Von Lucian Haas | 28.03.2013
    Bei Menschen mit extremem Übergewicht, die es nicht schaffen auf andere Weise abzunehmen, empfehlen Ärzte immer öfter einen sogenannten Magen-Bypass. Bei der am häufigsten durchgeführten Operations-Variante wird die Speiseröhre am Magen vorbei direkt mit dem Dünndarm verbunden, während aus dem verkleinerten Restmagen an anderer Stelle nur noch die reinen Verdauungssäfte in den Darm geleitet werden. Patienten mit einem solchen Eingriff verlieren nicht nur schnell und anhaltend einen Großteil ihres Übergewichts. Der ganze Stoffwechsel in den Verdauungsorganen stellt sich um. Lee Kaplan, Leiter des Instituts für Ernährung und Übergewicht am Massachusetts General Hospital:

    "Seit einigen Jahren ist bekannt, dass sich nach einem Magen-Bypass die Darmflora verändert. Das ist nicht überraschend. Sie verändert sich ja auch bei einer Ernährungsumstellung. Aber das führt uns zu der Frage: Haben diese Veränderungen eine physiologische Bedeutung? Trägt die Darmflora dazu bei, dass der Magen-Bypass wirkt?"

    Um das zu klären, startete Lee Kaplan zusammen mit Kollegen einen Versuch mit Mäusen. Sie teilten die Tiere in drei Gruppen ein. Bei der ersten Gruppe legten sie einen Magen-Bypass. Bei den anderen beiden führten sie Schein-Operationen durch, bei denen der Darm einfach durchtrennt und wieder zusammengenäht wurde. Die Mäuse in der dritten Gruppe bekamen allerdings nach der OP eine strenge Diät, um bei ihnen den gleichen Gewichtsverlust zu erreichen wie bei der Gruppe mit dem Magen-Bypass, die normal ernährt wurde. Nach einigen Wochen nahmen die Forscher aus allen drei Gruppen Proben der Darmflora und übertrugen sie in zuvor völlig keimfrei gehaltene Mäuse. Nur bei jenen Tieren, denen die Darmbakterien aus der Bypass-Mäusegruppe transplantiert wurden, kam es danach zu einem deutlichen Gewichtsverlust.

    "Wir fanden heraus, dass die Darmflora nach einem Bypass bei einem anderen Tier, das keine Magen-OP hatte, dazu führt, dass es abnimmt. Das legt nahe, dass diese spezielle Darmflora für den Gewichtsverlust verantwortlich ist. Wir waren überrascht, wie stark dieser Effekt war, als wir die Mikroben in die keimfreien Mäuse übertrugen."

    Die Mikrobenflora veränderte sich nicht nur im Dünndarm, sondern im gesamten Dickdarm. Lee Kaplan beobachtete bei den Mäusen, dass nach dem Bypass bestimmte Mikroben aus den Gruppen Escherichia coli und Verrucomicrobium deutlich häufiger vorkamen. Mit diesen will er nun weitere Versuche machen.

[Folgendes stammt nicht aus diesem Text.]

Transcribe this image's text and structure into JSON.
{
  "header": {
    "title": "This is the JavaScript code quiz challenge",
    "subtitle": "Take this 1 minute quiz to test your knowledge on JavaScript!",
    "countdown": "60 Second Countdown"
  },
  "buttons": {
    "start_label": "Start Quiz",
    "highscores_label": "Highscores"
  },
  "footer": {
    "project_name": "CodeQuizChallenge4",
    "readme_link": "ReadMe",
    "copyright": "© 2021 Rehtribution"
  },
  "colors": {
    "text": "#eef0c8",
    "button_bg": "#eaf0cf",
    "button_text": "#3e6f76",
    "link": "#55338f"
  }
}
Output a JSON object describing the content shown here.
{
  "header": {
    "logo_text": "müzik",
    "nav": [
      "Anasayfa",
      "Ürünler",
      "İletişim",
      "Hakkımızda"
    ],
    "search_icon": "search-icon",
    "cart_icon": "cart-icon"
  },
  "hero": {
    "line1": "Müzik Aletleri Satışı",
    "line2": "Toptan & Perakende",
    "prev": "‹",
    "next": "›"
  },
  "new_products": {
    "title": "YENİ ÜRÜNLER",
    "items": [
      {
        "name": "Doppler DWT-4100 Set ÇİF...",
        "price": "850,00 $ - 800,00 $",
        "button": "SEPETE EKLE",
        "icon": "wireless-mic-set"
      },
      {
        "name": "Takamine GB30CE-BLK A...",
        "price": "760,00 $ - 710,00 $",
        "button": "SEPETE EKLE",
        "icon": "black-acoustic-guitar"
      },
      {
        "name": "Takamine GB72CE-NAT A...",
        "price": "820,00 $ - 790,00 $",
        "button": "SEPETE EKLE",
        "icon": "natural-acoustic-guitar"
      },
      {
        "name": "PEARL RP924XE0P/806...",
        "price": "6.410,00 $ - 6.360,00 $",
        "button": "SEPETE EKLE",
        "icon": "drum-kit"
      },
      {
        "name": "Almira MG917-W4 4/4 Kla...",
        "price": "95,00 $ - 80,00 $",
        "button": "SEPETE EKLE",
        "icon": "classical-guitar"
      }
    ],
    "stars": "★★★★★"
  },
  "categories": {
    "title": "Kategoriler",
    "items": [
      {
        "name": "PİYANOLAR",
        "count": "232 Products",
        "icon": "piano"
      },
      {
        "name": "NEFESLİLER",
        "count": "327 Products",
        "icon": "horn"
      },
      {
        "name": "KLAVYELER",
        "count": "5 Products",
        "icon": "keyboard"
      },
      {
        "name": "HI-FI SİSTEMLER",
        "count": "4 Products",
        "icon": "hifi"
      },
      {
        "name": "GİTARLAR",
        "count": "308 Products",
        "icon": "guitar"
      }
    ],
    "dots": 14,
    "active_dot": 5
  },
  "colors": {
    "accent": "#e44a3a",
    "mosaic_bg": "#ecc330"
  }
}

    "Wir schauen ob wir eine oder vielleicht drei oder vier Gruppen dieser Bakterien in Reinkultur züchten können und ob wir, wenn wir sie in ein anderes Tier übertragen, dann den gleichen Effekt erzielen können. Das wäre eine Möglichkeit einer Therapie."

    Ein weiteres Verfahren wäre die Fäkaltransplantation. Hierbei würde eine Stuhlprobe von einem Bypass-Patienten mit der kompletten Darmflora in den Empfängerdarm übertragen. Eine dritte Möglichkeit sieht Lee Kaplan darin, nur bestimmte Stoffwechselprodukte der Bakterien einzusetzen. Die Mikroben erzeugen unter anderem spezifische kurzkettige Fettsäuren. Von denen ist bekannt, dass sie im Körper wie Botenstoffe wirken können und andere Regelkreise, etwa den Insulinhaushalt, beeinflussen.

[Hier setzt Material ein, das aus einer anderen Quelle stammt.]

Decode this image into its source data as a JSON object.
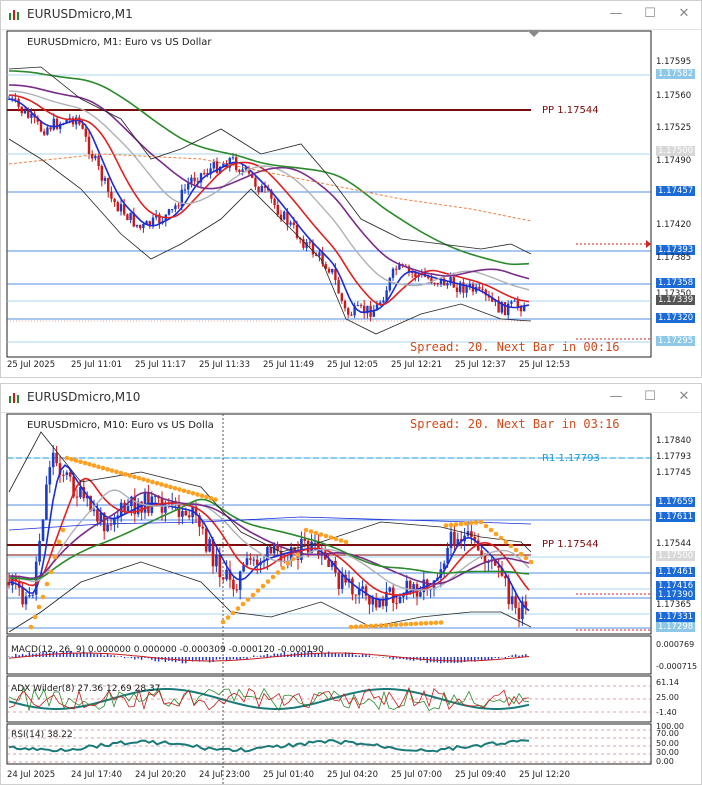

    "Diese Studie eröffnet einen ganzen Strauß neuer Möglichkeiten. Wir könnten eventuell alle Bakterien oder eine Gruppe von Bakterien oder nur die Produkte dieser Bakterien nehmen. Wir könnten sie dann einem anderen Tier oder schließlich auch Patienten verabreichen, und so die Effekte eines Magen-Bypasses ganz ohne chirurgischen Eingriff erreichen."

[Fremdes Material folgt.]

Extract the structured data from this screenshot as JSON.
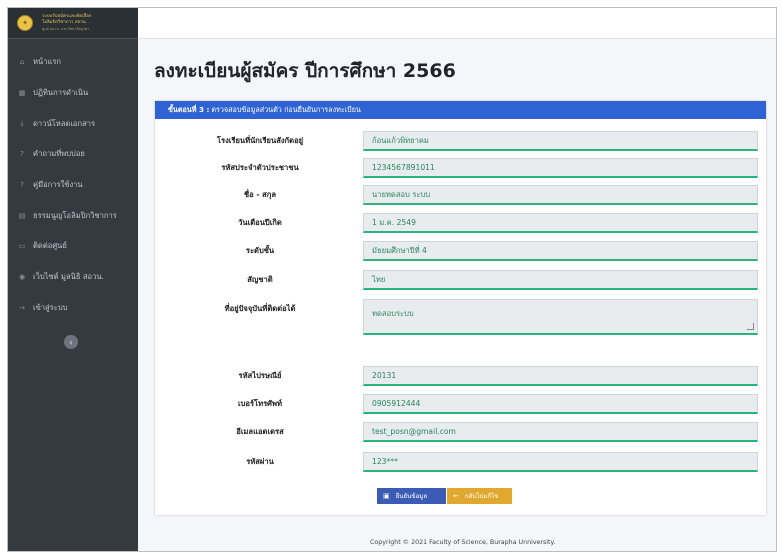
{
  "brand": {
    "lines": [
      "ระบบรับสมัครและคัดเลือก",
      "โอลิมปิกวิชาการ สอวน.",
      "ศูนย์ สอวน. มหาวิทยาลัยบูรพา"
    ]
  },
  "sidebar": {
    "items": [
      {
        "label": "หน้าแรก",
        "icon": "home-icon",
        "glyph": "⌂"
      },
      {
        "label": "ปฏิทินการดำเนิน",
        "icon": "calendar-icon",
        "glyph": "▦"
      },
      {
        "label": "ดาวน์โหลดเอกสาร",
        "icon": "download-icon",
        "glyph": "⤓"
      },
      {
        "label": "คำถามที่พบบ่อย",
        "icon": "question-icon",
        "glyph": "?"
      },
      {
        "label": "คู่มือการใช้งาน",
        "icon": "manual-icon",
        "glyph": "?"
      },
      {
        "label": "ธรรมนูญโอลิมปิกวิชาการ",
        "icon": "book-icon",
        "glyph": "▤"
      },
      {
        "label": "ติดต่อศูนย์",
        "icon": "contact-icon",
        "glyph": "▭"
      },
      {
        "label": "เว็บไซต์ มูลนิธิ สอวน.",
        "icon": "globe-icon",
        "glyph": "◉"
      },
      {
        "label": "เข้าสู่ระบบ",
        "icon": "login-icon",
        "glyph": "→"
      }
    ],
    "collapse_glyph": "‹"
  },
  "page": {
    "title": "ลงทะเบียนผู้สมัคร ปีการศึกษา 2566"
  },
  "card": {
    "step_label": "ขั้นตอนที่ 3 :",
    "step_text": "ตรวจสอบข้อมูลส่วนตัว ก่อนยืนยันการลงทะเบียน"
  },
  "form": {
    "fields": [
      {
        "label": "โรงเรียนที่นักเรียนสังกัดอยู่",
        "value": "ก้อนแก้วพิทยาคม"
      },
      {
        "label": "รหัสประจำตัวประชาชน",
        "value": "1234567891011"
      },
      {
        "label": "ชื่อ - สกุล",
        "value": "นายทดสอบ ระบบ"
      },
      {
        "label": "วันเดือนปีเกิด",
        "value": "1 ม.ค. 2549"
      },
      {
        "label": "ระดับชั้น",
        "value": "มัธยมศึกษาปีที่ 4"
      },
      {
        "label": "สัญชาติ",
        "value": "ไทย"
      },
      {
        "label": "ที่อยู่ปัจจุบันที่ติดต่อได้",
        "value": "ทดสอบระบบ"
      },
      {
        "label": "รหัสไปรษณีย์",
        "value": "20131"
      },
      {
        "label": "เบอร์โทรศัพท์",
        "value": "0905912444"
      },
      {
        "label": "อีเมลแอดเดรส",
        "value": "test_posn@gmail.com"
      },
      {
        "label": "รหัสผ่าน",
        "value": "123***"
      }
    ]
  },
  "buttons": {
    "confirm": "ยืนยันข้อมูล",
    "back": "กลับไปแก้ไข"
  },
  "footer": {
    "text": "Copyright © 2021 Faculty of Science, Burapha Unniversity."
  },
  "colors": {
    "sidebar_bg": "#343a40",
    "header_blue": "#2f63d4",
    "field_underline": "#28b47a",
    "button_primary": "#3b5bb5",
    "button_warning": "#e0a82e"
  }
}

    Damit bieten sich nicht nur neue Perspektiven für die Adipositas-Therapie. Erfahrungen mit dem Magen-Bypass bei Menschen zeigen, dass die dadurch ausgelösten Umstellungen im Stoffwechsel ebenso helfen können, einen Diabetes zu lindern. Vielleicht werden eines Tages spezielle Mikrobenkuren bei manchen Patienten die Insulinspritze ersetzen können.